Factoring is yet another type of financial service provided by the specialist organizations to small-scale enterprises. When small-scale enterprises sell on credit basis, collection of receivable becomes a serious problem for them and, thus, affects their working capital position.
In such case, factoring organizations come to rescue of small enterprises to make collection from debtors. It is due to such role played by factoring in solving clients’ collection problem from debtors; it has been becoming popular among the small-scale enterprises.
What is factoring after all? Factoring involves sale of receivables to specialized firm, called factors. Factors collect receivables and also advance cash against receivables to solve the client firm’s liquidity problem. For providing their services, they charge interest on advance and commission for other services.

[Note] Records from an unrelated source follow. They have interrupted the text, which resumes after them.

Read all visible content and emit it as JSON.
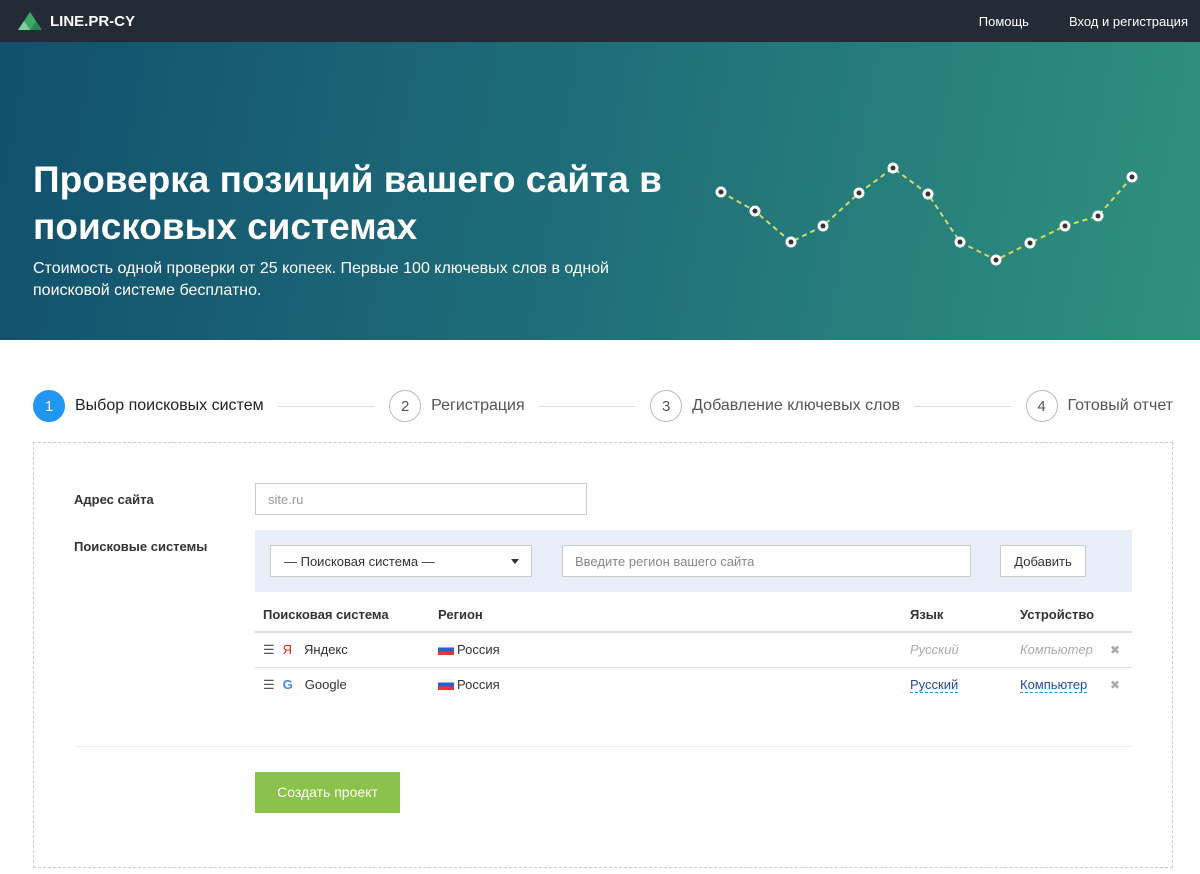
{
  "header": {
    "logo": "LINE.PR-CY",
    "nav": [
      "Помощь",
      "Вход и регистрация"
    ]
  },
  "hero": {
    "title": "Проверка позиций вашего сайта в поисковых системах",
    "subtitle": "Стоимость одной проверки от 25 копеек. Первые 100 ключевых слов в одной поисковой системе бесплатно."
  },
  "steps": [
    {
      "num": "1",
      "label": "Выбор поисковых систем"
    },
    {
      "num": "2",
      "label": "Регистрация"
    },
    {
      "num": "3",
      "label": "Добавление ключевых слов"
    },
    {
      "num": "4",
      "label": "Готовый отчет"
    }
  ],
  "form": {
    "site_label": "Адрес сайта",
    "site_placeholder": "site.ru",
    "engines_label": "Поисковые системы",
    "engine_select": "— Поисковая система —",
    "region_placeholder": "Введите регион вашего сайта",
    "add_button": "Добавить",
    "create_button": "Создать проект"
  },
  "table": {
    "headers": [
      "Поисковая система",
      "Регион",
      "Язык",
      "Устройство"
    ],
    "rows": [
      {
        "engine": "Яндекс",
        "icon": "Я",
        "region": "Россия",
        "lang": "Русский",
        "device": "Компьютер"
      },
      {
        "engine": "Google",
        "icon": "G",
        "region": "Россия",
        "lang": "Русский",
        "device": "Компьютер"
      }
    ]
  },
  "colors": {
    "accent": "#2196f3",
    "create": "#8bc34a",
    "header": "#232b36"
  }
}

In other words, factoring is an arrangement under which a financial institution (called factor) undertakes the task of collecting the book debts of its client in return for a service charge in the form of discount or rebate.
The factoring institution eliminates the client’s risk of bad debts by taking over the responsibility of book debts due to the client. The factoring institution advances a proportion of the value of book debts of the client immediately and the balance on maturity of book debts.
Factoring involves a procedure which is likely to vary depending upon the type of agreement between the supplier/firm and the factor. Nonetheless, the general procedure involved in factoring includes sending order by the client to the factor for evaluating the customer’s creditworthiness and approval.
Having being fully satisfied with the customer’s credit worthiness and agreeing to buy receivables, the firm sends goods/products to the customer. The customer will also be informed that his account has been sold to the factor, and he is instructed to make the payment of credit amount directly to the factor.
To perform his functions of credit evaluation and collection for a large number of clients, a factor may maintain a credit department with specialized staff. After having purchased a firm’s receivables and if he agrees to own them, he will have to provide protection against any bad-debt losses to the firm.
Merits of Factoring:
Factoring is characterized by the following merits:
1. The availability of factoring services enables the enterprise / firm to concentrate more on manufacturing and selling of goods.
2. The risk of bad debts, i.e. an expected loss to the firm is minimized if not fully eliminated.
3. The factoring institution also provides advice to enterprise on ongoing and likely business trends and other matters relating to the particular business. In India, subsidiaries of four Indian banks, namely. State Bank of India; Canada Bank; Punjab National Bank; and Allahabad Bank are providing factoring services to business enterprises.